The driver, a morose man with day-old black stubble, wound down his window. ‘You sure he’s dead?’
‘Pretty sure,’ Hirsch said, opening the door. The other paramedic, a small woman with brisk, expert hands, got to the body first. ‘Dead all right. Several bites. What kind of snake?’
‘A brown.’
‘Nasty.’
Hirsch watched them load Hansen onto the stretcher and into the ambulance, then he walked back to the house. He was crossing the yard to the veranda when another vehicle arrived: Sergeant Brandl, driving a HiLux exactly like his wounded one. ‘Yours for the next couple of days.’
‘Thanks, sergeant.’
‘Walk with me,’ she said, striding off towards the shade of the first cypress tree as if she was controlled by wires. She stopped, turned, tucked a sweaty tendril of hair behind her ear. ‘How sure are you that Mr Flann shot Mrs Rennie and her son?’
Arse-covering, though
t Hirsch. He nodded towards the house. ‘The older girl can ID him.’
‘So, nothing to do with witness protection?’
‘Correct.’
‘Why? What was his motive?’
‘He’s been robbing remote farms. Might have been on ice that night.’

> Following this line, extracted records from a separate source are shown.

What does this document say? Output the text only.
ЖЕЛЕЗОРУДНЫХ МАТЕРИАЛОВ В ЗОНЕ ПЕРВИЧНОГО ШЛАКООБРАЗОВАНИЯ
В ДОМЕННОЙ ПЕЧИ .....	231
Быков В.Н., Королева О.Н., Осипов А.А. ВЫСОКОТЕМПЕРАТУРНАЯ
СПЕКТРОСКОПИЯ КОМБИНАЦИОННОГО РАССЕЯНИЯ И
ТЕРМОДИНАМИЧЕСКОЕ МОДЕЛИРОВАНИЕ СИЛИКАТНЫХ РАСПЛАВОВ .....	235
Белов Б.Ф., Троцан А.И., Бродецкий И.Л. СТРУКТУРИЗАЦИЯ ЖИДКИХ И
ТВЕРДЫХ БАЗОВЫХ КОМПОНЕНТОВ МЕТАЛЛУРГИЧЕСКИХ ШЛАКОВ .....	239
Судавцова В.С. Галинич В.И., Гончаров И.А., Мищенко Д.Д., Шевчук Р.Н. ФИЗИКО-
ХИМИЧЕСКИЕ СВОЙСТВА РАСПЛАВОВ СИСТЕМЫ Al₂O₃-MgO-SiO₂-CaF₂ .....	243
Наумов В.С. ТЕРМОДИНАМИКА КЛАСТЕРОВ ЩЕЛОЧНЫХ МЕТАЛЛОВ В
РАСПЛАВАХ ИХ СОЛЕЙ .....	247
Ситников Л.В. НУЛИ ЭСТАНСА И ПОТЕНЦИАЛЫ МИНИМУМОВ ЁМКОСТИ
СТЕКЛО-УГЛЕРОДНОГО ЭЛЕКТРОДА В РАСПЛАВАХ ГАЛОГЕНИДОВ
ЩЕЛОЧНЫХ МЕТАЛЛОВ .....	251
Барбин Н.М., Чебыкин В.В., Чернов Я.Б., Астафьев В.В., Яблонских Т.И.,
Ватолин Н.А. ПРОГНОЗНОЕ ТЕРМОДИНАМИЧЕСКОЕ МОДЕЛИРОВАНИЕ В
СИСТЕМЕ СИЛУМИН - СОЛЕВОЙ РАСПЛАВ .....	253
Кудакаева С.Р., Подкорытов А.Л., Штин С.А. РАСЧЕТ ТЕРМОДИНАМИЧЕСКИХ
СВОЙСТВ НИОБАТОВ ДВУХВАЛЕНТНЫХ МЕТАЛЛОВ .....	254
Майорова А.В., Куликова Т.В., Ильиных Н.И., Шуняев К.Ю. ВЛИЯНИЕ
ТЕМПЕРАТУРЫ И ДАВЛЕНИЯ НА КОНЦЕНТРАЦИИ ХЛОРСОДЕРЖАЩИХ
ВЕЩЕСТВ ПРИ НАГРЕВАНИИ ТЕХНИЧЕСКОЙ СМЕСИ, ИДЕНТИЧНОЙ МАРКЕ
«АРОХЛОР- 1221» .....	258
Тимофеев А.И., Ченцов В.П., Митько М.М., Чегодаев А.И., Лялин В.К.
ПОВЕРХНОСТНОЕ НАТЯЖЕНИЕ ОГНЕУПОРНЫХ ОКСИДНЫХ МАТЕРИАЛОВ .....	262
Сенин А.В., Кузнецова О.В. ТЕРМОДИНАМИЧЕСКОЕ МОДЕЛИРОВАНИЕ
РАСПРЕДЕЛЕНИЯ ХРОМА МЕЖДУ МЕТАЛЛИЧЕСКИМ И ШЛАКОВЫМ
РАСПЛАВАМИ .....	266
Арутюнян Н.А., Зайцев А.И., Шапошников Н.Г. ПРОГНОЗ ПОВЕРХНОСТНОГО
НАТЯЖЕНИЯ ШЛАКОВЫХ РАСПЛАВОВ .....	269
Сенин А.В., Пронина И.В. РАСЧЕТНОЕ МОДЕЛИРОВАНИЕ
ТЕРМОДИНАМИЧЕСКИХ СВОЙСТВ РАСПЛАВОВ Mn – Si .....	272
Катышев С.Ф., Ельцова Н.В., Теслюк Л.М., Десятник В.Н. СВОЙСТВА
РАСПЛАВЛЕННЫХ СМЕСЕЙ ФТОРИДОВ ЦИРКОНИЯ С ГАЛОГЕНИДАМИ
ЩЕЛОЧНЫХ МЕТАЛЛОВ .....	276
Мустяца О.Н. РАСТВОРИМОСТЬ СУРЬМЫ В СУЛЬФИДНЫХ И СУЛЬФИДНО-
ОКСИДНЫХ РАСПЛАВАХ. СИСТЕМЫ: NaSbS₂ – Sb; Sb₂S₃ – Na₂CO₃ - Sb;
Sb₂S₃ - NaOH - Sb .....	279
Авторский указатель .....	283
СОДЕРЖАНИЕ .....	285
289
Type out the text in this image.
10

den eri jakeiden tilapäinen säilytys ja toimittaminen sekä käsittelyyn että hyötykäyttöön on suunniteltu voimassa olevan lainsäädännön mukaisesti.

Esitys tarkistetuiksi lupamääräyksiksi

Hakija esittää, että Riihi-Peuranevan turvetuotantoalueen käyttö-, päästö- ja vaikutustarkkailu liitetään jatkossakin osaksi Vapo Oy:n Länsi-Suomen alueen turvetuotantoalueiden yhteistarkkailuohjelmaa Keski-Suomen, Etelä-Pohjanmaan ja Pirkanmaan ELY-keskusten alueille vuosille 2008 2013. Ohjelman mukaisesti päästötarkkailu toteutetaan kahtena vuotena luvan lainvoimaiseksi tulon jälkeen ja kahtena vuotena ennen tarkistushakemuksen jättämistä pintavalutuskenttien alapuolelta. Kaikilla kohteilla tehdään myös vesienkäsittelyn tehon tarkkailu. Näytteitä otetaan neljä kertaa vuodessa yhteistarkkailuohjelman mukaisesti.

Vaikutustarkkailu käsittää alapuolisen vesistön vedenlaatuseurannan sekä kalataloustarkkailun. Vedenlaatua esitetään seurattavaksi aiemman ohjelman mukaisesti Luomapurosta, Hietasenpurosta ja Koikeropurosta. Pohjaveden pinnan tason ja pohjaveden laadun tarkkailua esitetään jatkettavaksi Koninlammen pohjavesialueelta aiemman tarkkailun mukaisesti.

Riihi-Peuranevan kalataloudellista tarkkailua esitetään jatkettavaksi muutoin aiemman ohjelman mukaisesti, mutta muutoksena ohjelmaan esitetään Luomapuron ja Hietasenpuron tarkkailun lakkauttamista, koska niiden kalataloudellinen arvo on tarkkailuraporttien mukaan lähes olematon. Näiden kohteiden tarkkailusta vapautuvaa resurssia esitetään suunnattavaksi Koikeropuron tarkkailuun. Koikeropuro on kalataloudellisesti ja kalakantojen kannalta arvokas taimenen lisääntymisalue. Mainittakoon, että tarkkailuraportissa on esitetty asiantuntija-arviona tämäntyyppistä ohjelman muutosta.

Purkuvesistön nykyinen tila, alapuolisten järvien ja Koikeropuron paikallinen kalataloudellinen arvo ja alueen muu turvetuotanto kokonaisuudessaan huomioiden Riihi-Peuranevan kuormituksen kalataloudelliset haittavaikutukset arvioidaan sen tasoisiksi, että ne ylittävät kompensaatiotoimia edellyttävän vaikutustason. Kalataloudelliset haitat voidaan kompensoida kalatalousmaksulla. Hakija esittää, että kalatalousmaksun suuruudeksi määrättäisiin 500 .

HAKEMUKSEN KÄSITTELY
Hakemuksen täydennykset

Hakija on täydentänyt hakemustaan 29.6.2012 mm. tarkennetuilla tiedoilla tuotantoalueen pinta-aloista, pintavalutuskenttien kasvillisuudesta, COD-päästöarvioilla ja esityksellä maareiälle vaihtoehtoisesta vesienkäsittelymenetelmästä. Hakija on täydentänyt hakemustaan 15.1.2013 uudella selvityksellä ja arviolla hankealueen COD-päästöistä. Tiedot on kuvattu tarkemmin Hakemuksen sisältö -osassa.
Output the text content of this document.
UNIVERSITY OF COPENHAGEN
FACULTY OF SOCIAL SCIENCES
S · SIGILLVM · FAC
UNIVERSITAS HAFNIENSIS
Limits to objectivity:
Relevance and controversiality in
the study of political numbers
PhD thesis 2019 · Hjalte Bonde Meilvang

‘We’ll need better than that. He’s swearing black and blue he didn’t shoot them. Is the girl credible? It was night, she was scared, a lot happening…’
‘She’s credible.’
They both glanced at Louise, who still sat on the veranda looking up at the detective questioning her, Craig Washburn’s arm around her shoulders. Brandl swung back to Hirsch. ‘It’ll be good when we get her statement,’ she said crisply. ‘Without that, what do we have? Mr Muir showed me the rifle you took off Mr Flann. It clearly isn’t the murder weapon. And Flann was adamant he’d never met Mrs Rennie or her family, never been to her house before, he was simply carrying out his own little search of the area, yada yada. And he’s accusing you of prejudice against his family.’
Hirsch heard the sharpness. He’d disappointed her; he should have confided in her about Flann. ‘Boss, his own brother can put him at the house.’
‘Correct me if I’m wrong, but isn’t he still missing? And how credible is he likely to be—assuming he’s found soon? Some actual evidence would be good.’
‘There is some,’ Hirsch said. He explained about the photographs on Flann’s phone.
‘Have you seen them?’
‘No, but—’
‘Perhaps they don’t exist. Perhaps he deleted them afterwards.’
‘Okay, what about the phone Mrs Washburn called you on? It was Denise Rennie’s. It was in Wayne’s ute.’
‘So? He can say he found it in the creek.’
Frustrated with her now, Hirsch said, an edge to his voice: ‘Boss, he took a shot at me.’
‘He says it was accidental,’ Brandl said.
Then her manner changed in its mercurial way. She grinned at him. ‘But taking a pot-shot at a policeman is enough to keep him locked up for the time being. Meanwhile, Jean’s got the search warrants. How confident are you that you’ll find something?’